Conversations with Thornton Wilder
Author: Thornton Wilder
Publisher: Univ. Press of Mississippi
ISBN: 9780878055142
Category : Biography & Autobiography
Languages : en
Pages : 164
Book Description
Collected interviews with the Pulitzer Prize-winning author and playwright most widely known today for his play, Our Town
Publisher: Univ. Press of Mississippi
ISBN: 9780878055142
Category : Biography & Autobiography
Languages : en
Pages : 164
Book Description
Collected interviews with the Pulitzer Prize-winning author and playwright most widely known today for his play, Our Town
Day Out of Days
Author: Sam Shepard
Publisher: Vintage
ISBN: 0307593223
Category : Fiction
Languages : en
Pages : 305
Book Description
From one of our most admired writers: a collection of stories set mainly in the fertile imaginative landscape of the American West, written with the terse lyricism, cinematic detail, and wry humor that have become Sam Shepard’s trademarks. A man traveling down Highway 90 West gets trapped alone overnight inside a Cracker Barrel restaurant, where he is tormented by an endless loop of Shania Twain songs on the overhead sound system. A wandering actor returns to his hometown against his better instincts and runs into an old friend, who recounts their teenage days of stealing cars, scoring Benzedrine, and sleeping with whores in Tijuana. A Minnesota family travels south for a winter vacation but, caught up in the ordinary tyrannies of family life, remains oblivious to the beauty of the Yucatán Peninsula.

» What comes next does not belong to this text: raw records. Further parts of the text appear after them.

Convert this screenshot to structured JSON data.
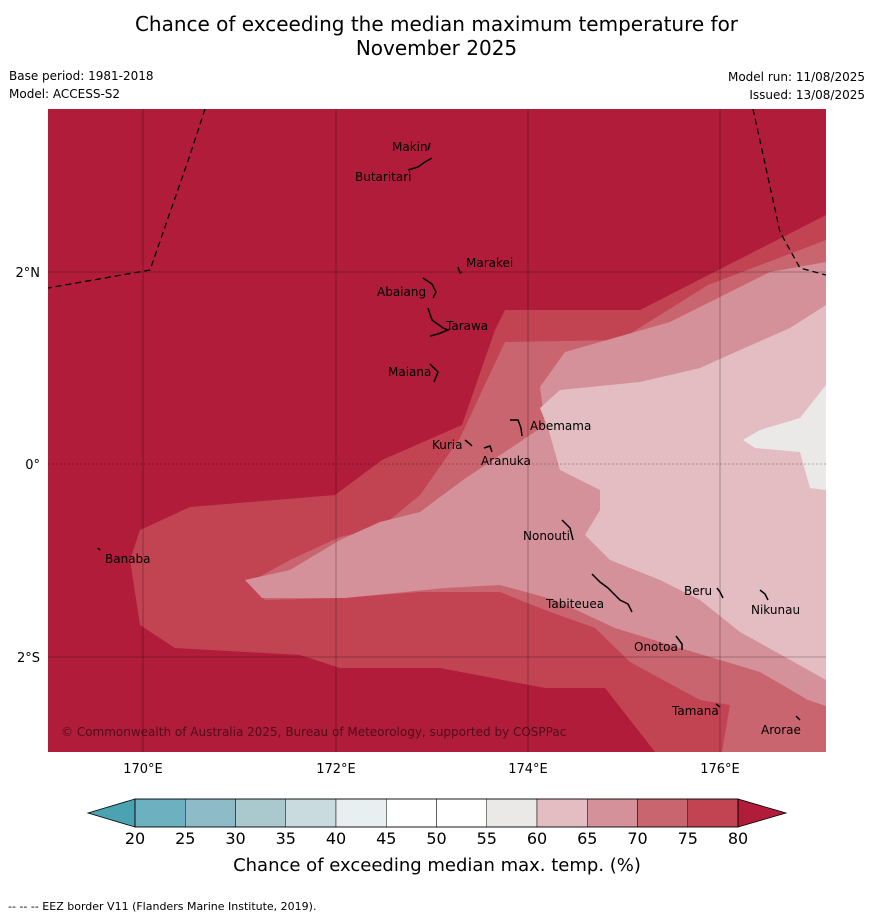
{
  "title_line1": "Chance of exceeding the median maximum temperature for",
  "title_line2": "November 2025",
  "base_period": "Base period: 1981-2018",
  "model": "Model: ACCESS-S2",
  "model_run": "Model run: 11/08/2025",
  "issued": "Issued: 13/08/2025",
  "copyright": "© Commonwealth of Australia 2025, Bureau of Meteorology, supported by COSPPac",
  "footer": "--  --  -- EEZ border V11 (Flanders Marine Institute, 2019).",
  "axes": {
    "lon_labels": [
      "170°E",
      "172°E",
      "174°E",
      "176°E"
    ],
    "lat_labels": [
      "2°N",
      "0°",
      "2°S"
    ]
  },
  "places": [
    "Makin",
    "Butaritari",
    "Marakei",
    "Abaiang",
    "Tarawa",
    "Maiana",
    "Abemama",
    "Kuria",
    "Aranuka",
    "Banaba",
    "Nonouti",
    "Beru",
    "Tabiteuea",
    "Nikunau",
    "Onotoa",
    "Tamana",
    "Arorae"
  ],
  "colorbar": {
    "label": "Chance of exceeding median max. temp. (%)",
    "ticks": [
      "20",
      "25",
      "30",
      "35",
      "40",
      "45",
      "50",
      "55",
      "60",
      "65",
      "70",
      "75",
      "80"
    ],
    "colors": [
      "#4ba3b1",
      "#6db0bf",
      "#8dbcc8",
      "#a9c9cf",
      "#c9dbde",
      "#e8eff1",
      "#ffffff",
      "#ffffff",
      "#ebe9e8",
      "#e3bdc2",
      "#d5919a",
      "#c9656f",
      "#c24453",
      "#b01c3a"
    ]
  },
  "map_colors": {
    "gt80": "#b01c3a",
    "p75_80": "#c24453",
    "p70_75": "#c9656f",
    "p65_70": "#d5919a",
    "p60_65": "#e3bdc2",
    "p55_60": "#ebe9e8"
  }
}
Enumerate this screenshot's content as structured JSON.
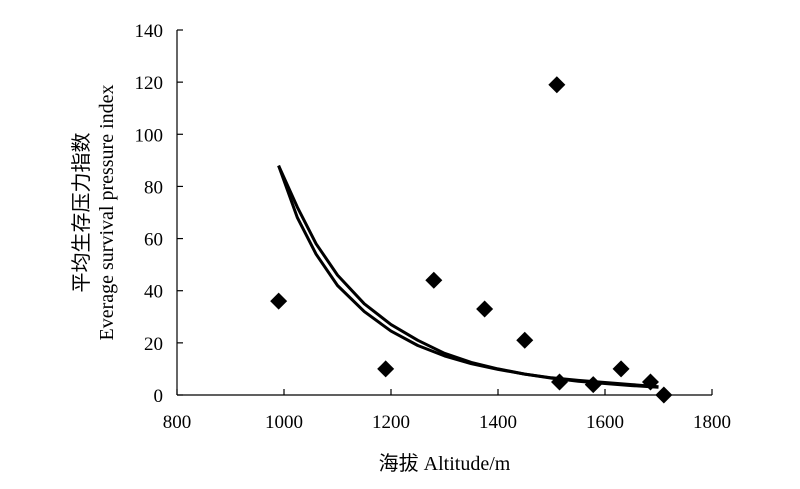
{
  "chart_data": {
    "type": "scatter",
    "title": "",
    "xlabel": "海拔 Altitude/m",
    "ylabel_lines": [
      "平均生存压力指数",
      "Everage survival pressure index"
    ],
    "xlim": [
      800,
      1800
    ],
    "ylim": [
      0,
      140
    ],
    "x_ticks": [
      800,
      1000,
      1200,
      1400,
      1600,
      1800
    ],
    "y_ticks": [
      0,
      20,
      40,
      60,
      80,
      100,
      120,
      140
    ],
    "grid": false,
    "legend": "none",
    "series": [
      {
        "kind": "points",
        "marker": "diamond",
        "color": "#000000",
        "points": [
          {
            "x": 990,
            "y": 36
          },
          {
            "x": 1190,
            "y": 10
          },
          {
            "x": 1280,
            "y": 44
          },
          {
            "x": 1375,
            "y": 33
          },
          {
            "x": 1450,
            "y": 21
          },
          {
            "x": 1510,
            "y": 119
          },
          {
            "x": 1515,
            "y": 5
          },
          {
            "x": 1578,
            "y": 4
          },
          {
            "x": 1630,
            "y": 10
          },
          {
            "x": 1685,
            "y": 5
          },
          {
            "x": 1710,
            "y": 0
          }
        ]
      },
      {
        "kind": "curve",
        "color": "#000000",
        "points": [
          {
            "x": 990,
            "y": 88
          },
          {
            "x": 1025,
            "y": 72
          },
          {
            "x": 1060,
            "y": 58
          },
          {
            "x": 1100,
            "y": 46
          },
          {
            "x": 1150,
            "y": 35
          },
          {
            "x": 1200,
            "y": 27
          },
          {
            "x": 1250,
            "y": 21
          },
          {
            "x": 1300,
            "y": 16
          },
          {
            "x": 1350,
            "y": 12.5
          },
          {
            "x": 1400,
            "y": 10
          },
          {
            "x": 1450,
            "y": 8
          },
          {
            "x": 1500,
            "y": 6.5
          },
          {
            "x": 1550,
            "y": 5.3
          },
          {
            "x": 1600,
            "y": 4.4
          },
          {
            "x": 1650,
            "y": 3.6
          },
          {
            "x": 1700,
            "y": 3
          }
        ]
      },
      {
        "kind": "curve",
        "color": "#000000",
        "points": [
          {
            "x": 990,
            "y": 88
          },
          {
            "x": 1025,
            "y": 68
          },
          {
            "x": 1060,
            "y": 54
          },
          {
            "x": 1100,
            "y": 42
          },
          {
            "x": 1150,
            "y": 32
          },
          {
            "x": 1200,
            "y": 24.5
          },
          {
            "x": 1250,
            "y": 19
          },
          {
            "x": 1300,
            "y": 15
          },
          {
            "x": 1350,
            "y": 12
          },
          {
            "x": 1400,
            "y": 9.8
          },
          {
            "x": 1450,
            "y": 8
          },
          {
            "x": 1500,
            "y": 6.6
          },
          {
            "x": 1550,
            "y": 5.6
          },
          {
            "x": 1600,
            "y": 4.8
          },
          {
            "x": 1650,
            "y": 4
          },
          {
            "x": 1700,
            "y": 3.2
          }
        ]
      }
    ]
  }
}
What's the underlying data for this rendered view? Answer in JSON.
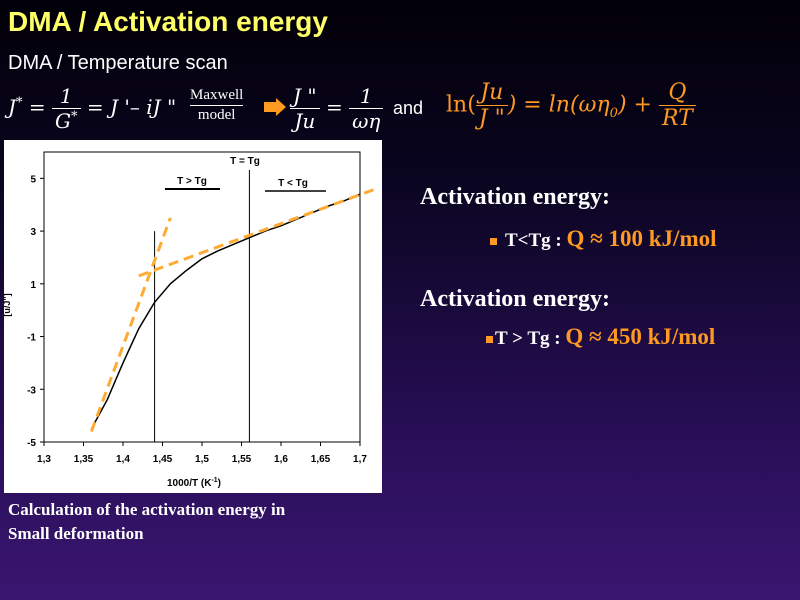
{
  "slide": {
    "title": "DMA / Activation energy",
    "subtitle": "DMA / Temperature scan"
  },
  "formulas": {
    "eq1_lhs": "J",
    "eq1_lhs_sup": "*",
    "eq1_frac_num": "1",
    "eq1_frac_den": "G",
    "eq1_frac_den_sup": "*",
    "eq1_rhs": "= J '– iJ \"",
    "maxwell_top": "Maxwell",
    "maxwell_bottom": "model",
    "eq2_frac_num": "J \"",
    "eq2_frac_den": "Ju",
    "eq2_rhs_num": "1",
    "eq2_rhs_den": "ωη",
    "and_word": "and",
    "eq3_ln1": "ln(",
    "eq3_frac_num": "Ju",
    "eq3_frac_den": "J \"",
    "eq3_mid": ") = ln(ωη",
    "eq3_sub": "0",
    "eq3_end": ") +",
    "eq3_q_num": "Q",
    "eq3_q_den": "RT"
  },
  "activation": [
    {
      "heading": "Activation energy:",
      "condition": "T<Tg :",
      "value": "Q ≈ 100 kJ/mol"
    },
    {
      "heading": "Activation energy:",
      "condition": "T > Tg :",
      "value": "Q ≈ 450 kJ/mol"
    }
  ],
  "caption": {
    "line1": "Calculation of the activation energy in",
    "line2": "Small deformation"
  },
  "colors": {
    "title": "#ffff66",
    "accent": "#ff9922",
    "text": "#ffffff"
  },
  "chart_data": {
    "type": "line",
    "xlabel": "1000/T (K",
    "xlabel_sup": "-1",
    "xlabel_end": ")",
    "ylabel": "[u/J\"]",
    "xlim": [
      1.3,
      1.7
    ],
    "ylim": [
      -5,
      6
    ],
    "x_ticks": [
      "1,3",
      "1,35",
      "1,4",
      "1,45",
      "1,5",
      "1,55",
      "1,6",
      "1,65",
      "1,7"
    ],
    "y_ticks": [
      "5",
      "3",
      "1",
      "-1",
      "-3",
      "-5"
    ],
    "grid": false,
    "annotations": {
      "tg_label": "T = Tg",
      "left_region": "T > Tg",
      "right_region": "T < Tg"
    },
    "vlines": [
      1.44,
      1.56
    ],
    "series": [
      {
        "x": [
          1.36,
          1.38,
          1.4,
          1.42,
          1.44,
          1.46,
          1.48,
          1.5,
          1.52,
          1.54,
          1.56,
          1.58,
          1.6,
          1.62,
          1.64,
          1.66,
          1.68,
          1.7
        ],
        "values": [
          -4.5,
          -3.4,
          -2.0,
          -0.7,
          0.3,
          1.0,
          1.5,
          1.95,
          2.25,
          2.5,
          2.75,
          3.0,
          3.2,
          3.45,
          3.7,
          3.95,
          4.15,
          4.4
        ]
      },
      {
        "x": [
          1.36,
          1.46
        ],
        "values": [
          -4.6,
          3.5
        ]
      },
      {
        "x": [
          1.42,
          1.72
        ],
        "values": [
          1.3,
          4.6
        ]
      }
    ]
  }
}
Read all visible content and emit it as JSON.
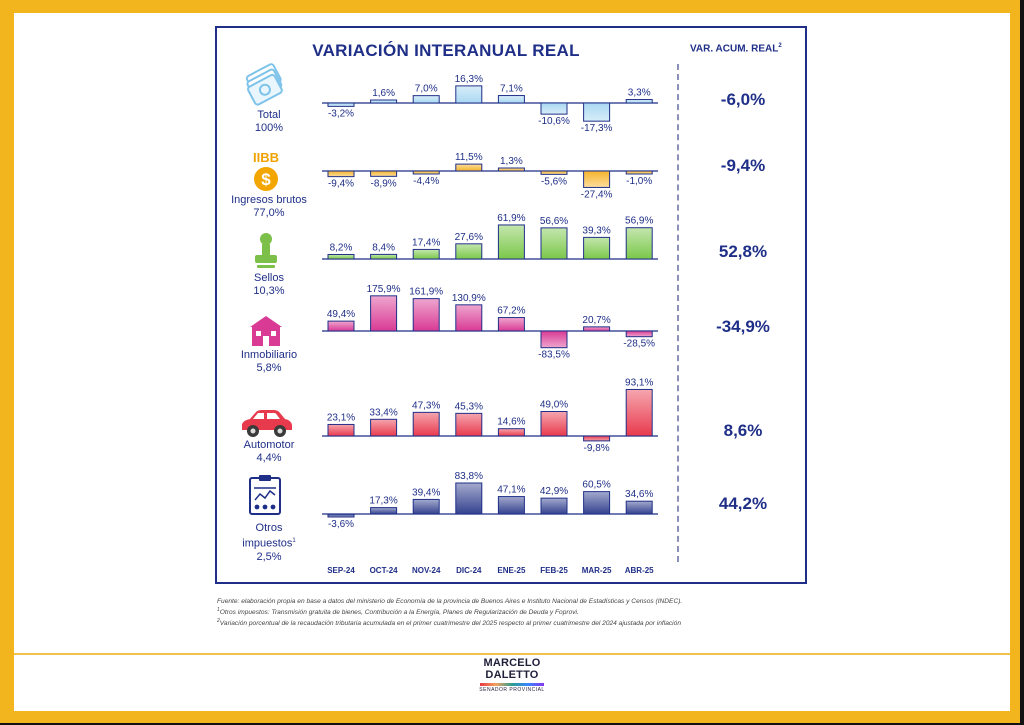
{
  "title": "VARIACIÓN INTERANUAL REAL",
  "acum": {
    "title": "VAR. ACUM. REAL",
    "title_sup": "2"
  },
  "categories": [
    {
      "name": "Total",
      "share": "100%",
      "icon": "money-bills-icon",
      "acum": "-6,0%"
    },
    {
      "name": "Ingresos brutos",
      "share": "77,0%",
      "icon": "iibb-dollar-coin-icon",
      "icon_text": "IIBB",
      "acum": "-9,4%"
    },
    {
      "name": "Sellos",
      "share": "10,3%",
      "icon": "stamp-icon",
      "acum": "52,8%"
    },
    {
      "name": "Inmobiliario",
      "share": "5,8%",
      "icon": "house-icon",
      "acum": "-34,9%"
    },
    {
      "name": "Automotor",
      "share": "4,4%",
      "icon": "car-icon",
      "acum": "8,6%"
    },
    {
      "name_line1": "Otros",
      "name_line2": "impuestos",
      "name_sup": "1",
      "share": "2,5%",
      "icon": "document-icon",
      "acum": "44,2%"
    }
  ],
  "colors": {
    "navy": "#1f2f88",
    "series": [
      "#a9d8f2",
      "#f6b42a",
      "#7bc84a",
      "#d93a94",
      "#e83a4d",
      "#34428f"
    ]
  },
  "chart_data": {
    "type": "bar",
    "title": "VARIACIÓN INTERANUAL REAL",
    "categories": [
      "SEP-24",
      "OCT-24",
      "NOV-24",
      "DIC-24",
      "ENE-25",
      "FEB-25",
      "MAR-25",
      "ABR-25"
    ],
    "series": [
      {
        "name": "Total",
        "values": [
          -3.2,
          1.6,
          7.0,
          16.3,
          7.1,
          -10.6,
          -17.3,
          3.3
        ],
        "labels": [
          "-3,2%",
          "1,6%",
          "7,0%",
          "16,3%",
          "7,1%",
          "-10,6%",
          "-17,3%",
          "3,3%"
        ]
      },
      {
        "name": "Ingresos brutos",
        "values": [
          -9.4,
          -8.9,
          -4.4,
          11.5,
          1.3,
          -5.6,
          -27.4,
          -1.0
        ],
        "labels": [
          "-9,4%",
          "-8,9%",
          "-4,4%",
          "11,5%",
          "1,3%",
          "-5,6%",
          "-27,4%",
          "-1,0%"
        ]
      },
      {
        "name": "Sellos",
        "values": [
          8.2,
          8.4,
          17.4,
          27.6,
          61.9,
          56.6,
          39.3,
          56.9
        ],
        "labels": [
          "8,2%",
          "8,4%",
          "17,4%",
          "27,6%",
          "61,9%",
          "56,6%",
          "39,3%",
          "56,9%"
        ]
      },
      {
        "name": "Inmobiliario",
        "values": [
          49.4,
          175.9,
          161.9,
          130.9,
          67.2,
          -83.5,
          20.7,
          -28.5
        ],
        "labels": [
          "49,4%",
          "175,9%",
          "161,9%",
          "130,9%",
          "67,2%",
          "-83,5%",
          "20,7%",
          "-28,5%"
        ]
      },
      {
        "name": "Automotor",
        "values": [
          23.1,
          33.4,
          47.3,
          45.3,
          14.6,
          49.0,
          -9.8,
          93.1
        ],
        "labels": [
          "23,1%",
          "33,4%",
          "47,3%",
          "45,3%",
          "14,6%",
          "49,0%",
          "-9,8%",
          "93,1%"
        ]
      },
      {
        "name": "Otros impuestos",
        "values": [
          -3.6,
          17.3,
          39.4,
          83.8,
          47.1,
          42.9,
          60.5,
          34.6
        ],
        "labels": [
          "-3,6%",
          "17,3%",
          "39,4%",
          "83,8%",
          "47,1%",
          "42,9%",
          "60,5%",
          "34,6%"
        ]
      }
    ],
    "accumulated": {
      "title": "VAR. ACUM. REAL",
      "values": [
        -6.0,
        -9.4,
        52.8,
        -34.9,
        8.6,
        44.2
      ],
      "labels": [
        "-6,0%",
        "-9,4%",
        "52,8%",
        "-34,9%",
        "8,6%",
        "44,2%"
      ]
    }
  },
  "notes": {
    "line1": "Fuente: elaboración propia en base a datos del ministerio de Economía de la provincia de Buenos Aires e Instituto Nacional de Estadísticas y Censos (INDEC).",
    "line2_sup": "1",
    "line2": "Otros impuestos: Transmisión gratuita de bienes, Contribución a la Energía, Planes de Regularización de Deuda y Foprovi.",
    "line3_sup": "2",
    "line3": "Variación porcentual de la recaudación tributaria acumulada en el primer cuatrimestre del 2025 respecto al primer cuatrimestre del 2024 ajustada por inflación"
  },
  "logo": {
    "line1": "MARCELO",
    "line2": "DALETTO",
    "line3": "SENADOR PROVINCIAL"
  }
}
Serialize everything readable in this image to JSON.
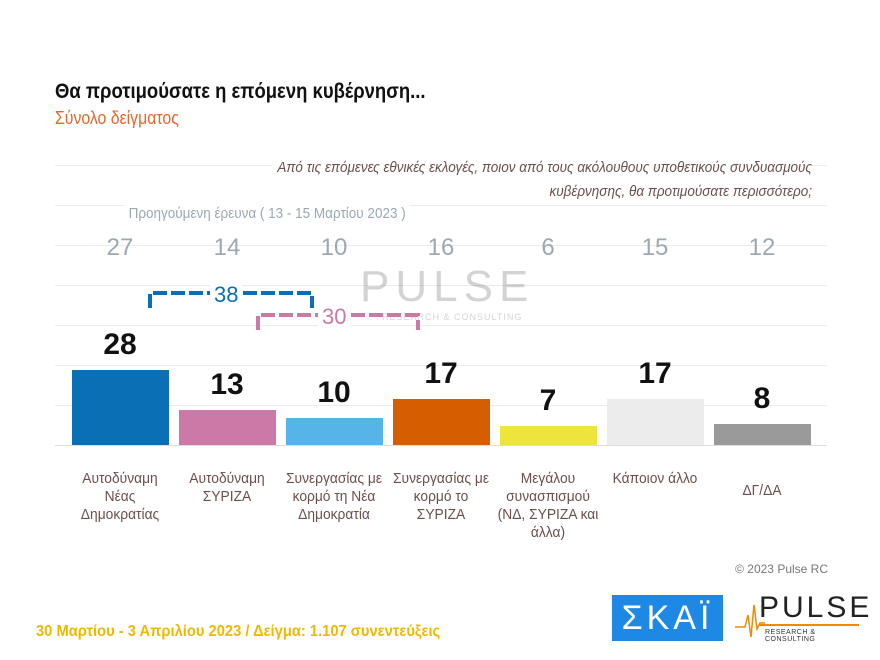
{
  "header": {
    "title": "Θα προτιμούσατε η επόμενη κυβέρνηση...",
    "subtitle": "Σύνολο δείγματος",
    "question": "Από τις επόμενες εθνικές εκλογές, ποιον από τους ακόλουθους υποθετικούς συνδυασμούς κυβέρνησης, θα προτιμούσατε περισσότερο;"
  },
  "chart_data": {
    "type": "bar",
    "categories": [
      "Αυτοδύναμη Νέας Δημοκρατίας",
      "Αυτοδύναμη ΣΥΡΙΖΑ",
      "Συνεργασίας με κορμό τη Νέα Δημοκρατία",
      "Συνεργασίας με κορμό το ΣΥΡΙΖΑ",
      "Μεγάλου συνασπισμού (ΝΔ, ΣΥΡΙΖΑ και άλλα)",
      "Κάποιον άλλο",
      "ΔΓ/ΔΑ"
    ],
    "values": [
      28,
      13,
      10,
      17,
      7,
      17,
      8
    ],
    "value_labels": [
      "28",
      "13",
      "10",
      "17",
      "7",
      "17",
      "8"
    ],
    "colors": [
      "#0a6fb5",
      "#cc79a7",
      "#56b4e9",
      "#d55e00",
      "#ede43c",
      "#ececec",
      "#9a9a9a"
    ],
    "previous_label": "Προηγούμενη έρευνα  ( 13 - 15 Μαρτίου  2023 )",
    "previous_values": [
      "27",
      "14",
      "10",
      "16",
      "6",
      "15",
      "12"
    ],
    "groupings": [
      {
        "label": "38",
        "color": "#0a6fb5"
      },
      {
        "label": "30",
        "color": "#cc79a7"
      }
    ]
  },
  "footer": {
    "copyright": "© 2023 Pulse RC",
    "fieldwork": "30 Μαρτίου - 3  Απριλίου  2023  /  Δείγμα:  1.107 συνεντεύξεις",
    "logo_skai": "ΣΚΑΪ",
    "logo_pulse": "PULSE",
    "logo_pulse_sub": "RESEARCH & CONSULTING"
  }
}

A solitary horse rancher muses on Sitting Bull and Beckett amid the jumble of stuff in his big country kitchen—from rusted spurs and Lakota dream-catchers to yellowing pictures of hawks and galloping horses to “snapshots of different sons in different shirts doing different things like fishing, riding mules and tractors; leaning up against their different mothers at radical angles.” Made up of short narratives, lyrics, and dialogues, Day out of Days sets conversation against tale, song against memory, in a cubistic counterpoint that finally links each piece together. The result is a stunning work of vision and clarity imbued with the vivid reverberations of myth—Shepard at his flinty-eyed, unwavering best.
Publisher: Vintage
ISBN: 0307593223
Category : Fiction
Languages : en
Pages : 305
Book Description
From one of our most admired writers: a collection of stories set mainly in the fertile imaginative landscape of the American West, written with the terse lyricism, cinematic detail, and wry humor that have become Sam Shepard’s trademarks. A man traveling down Highway 90 West gets trapped alone overnight inside a Cracker Barrel restaurant, where he is tormented by an endless loop of Shania Twain songs on the overhead sound system. A wandering actor returns to his hometown against his better instincts and runs into an old friend, who recounts their teenage days of stealing cars, scoring Benzedrine, and sleeping with whores in Tijuana. A Minnesota family travels south for a winter vacation but, caught up in the ordinary tyrannies of family life, remains oblivious to the beauty of the Yucatán Peninsula. A solitary horse rancher muses on Sitting Bull and Beckett amid the jumble of stuff in his big country kitchen—from rusted spurs and Lakota dream-catchers to yellowing pictures of hawks and galloping horses to “snapshots of different sons in different shirts doing different things like fishing, riding mules and tractors; leaning up against their different mothers at radical angles.” Made up of short narratives, lyrics, and dialogues, Day out of Days sets conversation against tale, song against memory, in a cubistic counterpoint that finally links each piece together. The result is a stunning work of vision and clarity imbued with the vivid reverberations of myth—Shepard at his flinty-eyed, unwavering best.